But still, artists claiming ownership of their style of painting is fundamentally no different. Why can’t I paint in your style? Do you really own it? Are you suggesting you didn’t base your idea mostly on the work of others, and no one in turn can take your idea, be inspired by it and do with it as they please? Do my means have to be a pencil, why can’t my means be a computer, why not an algorythm?

Limitations, limitations, limitations. We need to reform our system and make the public domain the standard for ideas (in all their forms). Society doesn’t treat artists properly, I am well aware of that. Generally creative minds are often troubled because they fall outside norms. There are many tragic examples. Also money-wise many artists don’t get enough credit for their contributions to society, but making every idea a restricted area is not the solution.

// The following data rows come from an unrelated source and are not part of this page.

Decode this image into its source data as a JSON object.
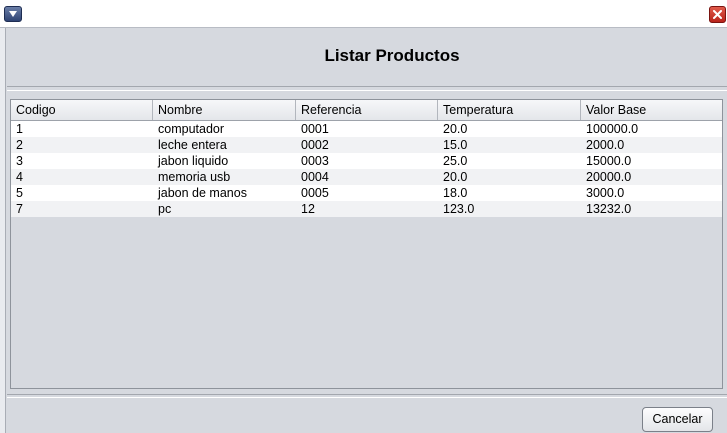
{
  "window": {
    "title": "Listar Productos",
    "menu_icon": "chevron-down-icon",
    "close_icon": "close-icon"
  },
  "table": {
    "columns": [
      "Codigo",
      "Nombre",
      "Referencia",
      "Temperatura",
      "Valor Base"
    ],
    "rows": [
      [
        "1",
        "computador",
        "0001",
        "20.0",
        "100000.0"
      ],
      [
        "2",
        "leche entera",
        "0002",
        "15.0",
        "2000.0"
      ],
      [
        "3",
        "jabon liquido",
        "0003",
        "25.0",
        "15000.0"
      ],
      [
        "4",
        "memoria usb",
        "0004",
        "20.0",
        "20000.0"
      ],
      [
        "5",
        "jabon de manos",
        "0005",
        "18.0",
        "3000.0"
      ],
      [
        "7",
        "pc",
        "12",
        "123.0",
        "13232.0"
      ]
    ]
  },
  "footer": {
    "cancel_label": "Cancelar"
  },
  "colors": {
    "background": "#d6d9df",
    "close_button": "#c9362a",
    "menu_button": "#3f5583"
  }
}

People should support the artists they like on a voluntary basis. Pirate the album but go to concerts, pirate the artwork but donate to the artist. And if that doesn’t make you enough money, that’s very unfortunate. But make no mistake: that’s how almost all artists live. Only the top 0.something% actually make enough money by selling their work, and that’s is usually the percentile that’s best at marketing their arts, in other words: it’s usually the industry. The others already depend upon donations or other sources of income.

We can surely keep art alive, while still removing all these artificial limitations, copying is, was and will never be in any way similar to stealing. Let freedom rule. Join your local pirate party.

Reformatted for easier readability.

aesthelete@lemmy.world · edit-2 2 years ago

deleted by creator

TropicalDingdong@lemmy.world · 2 years ago

The AI can have some NaN, as a treat…

Smoogs@lemmy.world · 2 years ago

As a topping on some Pi

zwaetschgeraeuber@lemmy.world · 2 years ago

this is so dumb and clear it wont work at all. thats not the slightest how ai trains on images.

you would be able to get around this tool by just doing the nft thing and screenshot the image and boom code in the picture is erased.